Tengo a la vista la última carta que Vd. me ha escrito, la que me ha sido ciertamente muy agradable, porque en ella veo que Vd. está siempre animado de los mejores sentimientos hacia su patria y hacia mí.

 Por este correo será Vd. informado de los últimos acontecimientos de esta capital, que, a la verdad, se ha mostrado muy superior a cuanto podía esperarse del pueblo más agradecido. El colegio electoral de esta provincia a (sic) sancionado unánimemente la constitución boliviana y me ha proclamado presidente perpetuo. Este suceso tan extraordinario me promete las más bellas esperanzas en orden a la federación de que antes he hablado a Vd. de los tres estados de Bolivia, Perú y Colombia, y casi me da la certeza de que consiga la realización de un plan que asegura la dicha y la estabilidad de las tres hermanas. La fuerza de estos mismos sucesos, lejos de detenerme en esta capital, me lleva nuevamente a Colombia a preparar allí los espíritus a fin de que se acepte la constitución boliviana junto con la federación, y establecer el orden y la estabilidad, que están amenazados por la fuerza de los partidos. También es mi objeto consultar la voluntad general de aquel pueblo, sin la cual no puedo aceptar la presidencia que tan generosamente me ha ofrecido este pueblo.

 Hágale Vd. mil cumplimientos a todos mis amigos del Cuzco; yo amo esa ciudad y le soy agradecido.

 Soy de Vd. afectísimo amigo. Bolívar».

 Está claro el plan de acción de Bolívar en relación con su idea grande de unir en una federación, como la del país del norte del continente, que aglutine distintas nacionalidades, en una unidad animada por la religión, la raza mestiza, el idioma y el ancestro común indígena. Era, por supuesto, un gran pensamiento que de haber prosperado hoy sería uno de los más grandes países del mundo. Pero más allá de una lógica simple, ya pintan los partidos políticos contrarios.

Es de destacar que parte de su plan, era no aceptar de momento la presidencia vitalicia o perpetua, como él mismo la llama, que le había otorgado el Perú, hasta que no se consolidara la idea en su propio país Colombia, con sus tres grandes provincias. Todo esto estaba por comenzar, a pesar de que el tortuoso Páez se había expresado ya, con tropas en movimiento, hacia una separación de Venezuela.

Desde luego que Bolívar había encontrado una carta de navegación en la Constitución de Haití de su amigo Petion. Leocadio Guzmán le había ayudado a escribir el documento actualizando aquella carta política a Bolívia, labor a la que igualmente habían concurrido otros expertos en derecho público.

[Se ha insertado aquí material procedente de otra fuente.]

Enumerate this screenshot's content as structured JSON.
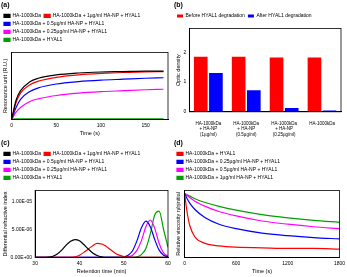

Cuando Bolívar dedica tanto encantamiento a esa Constitución, hay unas razones que él mismo comenta de manera casuística sobre lo que había observado en Haití con la misma Carta.

«En mi libro «BOLÍVAR, GLORIA Y TRISTE FINAL», próximo a publicarse, anoto:

«En el orden de prioridades del Libertador, como se nota en las cartas que en ese propósito se han transcrito y comentado, está en primer lugar crear la unificación constitucional -parece lógico- en todos esos países salidos de su gran sueño, y bajo un sistema federalista, darle existencia a un solo gran país que no tuviere que estar enredado en elecciones periódicas agitadas y violentas, recordando que se trata de naciones que culturalmente no están preparadas para la democracia plena, conforme lo ha anotado el Libertador en la conocida Carta de Jamaica y en muchas otras intervenciones, como se ha visto.”

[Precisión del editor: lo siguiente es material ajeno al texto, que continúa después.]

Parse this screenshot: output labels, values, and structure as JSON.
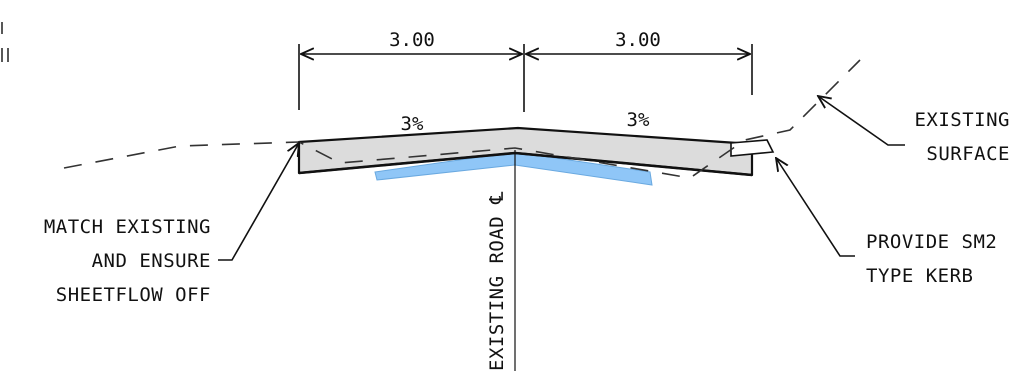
{
  "dimensions": {
    "left_width": "3.00",
    "right_width": "3.00"
  },
  "crossfall": {
    "left": "3%",
    "right": "3%"
  },
  "labels": {
    "match_line1": "MATCH EXISTING",
    "match_line2": "AND ENSURE",
    "match_line3": "SHEETFLOW OFF",
    "existing_line1": "EXISTING",
    "existing_line2": "SURFACE",
    "kerb_line1": "PROVIDE SM2",
    "kerb_line2": "TYPE KERB",
    "road_centerline": "EXISTING ROAD ℄"
  },
  "colors": {
    "pavement_fill": "#dcdcdc",
    "subgrade_fill": "#8fc6f7",
    "line": "#111111",
    "existing_dash": "#555555"
  }
}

 «Así de grande es el hechizo que tiene para él esa Carta fundamental que ha creado para Bolivia, adoptada ya en el Perú y en vigencia aparentemente; y que debe extenderse, como un elemento vital de grandeza y progreso, a todos los países bajo su mando.”

 «Se podría anotar que no es, pues, el poder lo que se busca tan afanosamente, sino la fortaleza de un gran imperio que en realidad no lo era, porque él no estaba en plan de ser emperador sino de presidente vitalicio. Es allí donde radica, cree él, la aparente genialidad de su pensamiento. Un imperio que no lo era.”

 «Y sin duda alguna podría haber sido genial, si no fuera porque nunca existe en una sociedad un pensamiento unánime, como que la gente suele pensar distinto; y algo más, casi siempre va en busca de la democracia con elecciones periódicas y cambios de cara en el gobierno y en las instituciones. Por cierto, ese es y ha sido el pensamiento liberal.»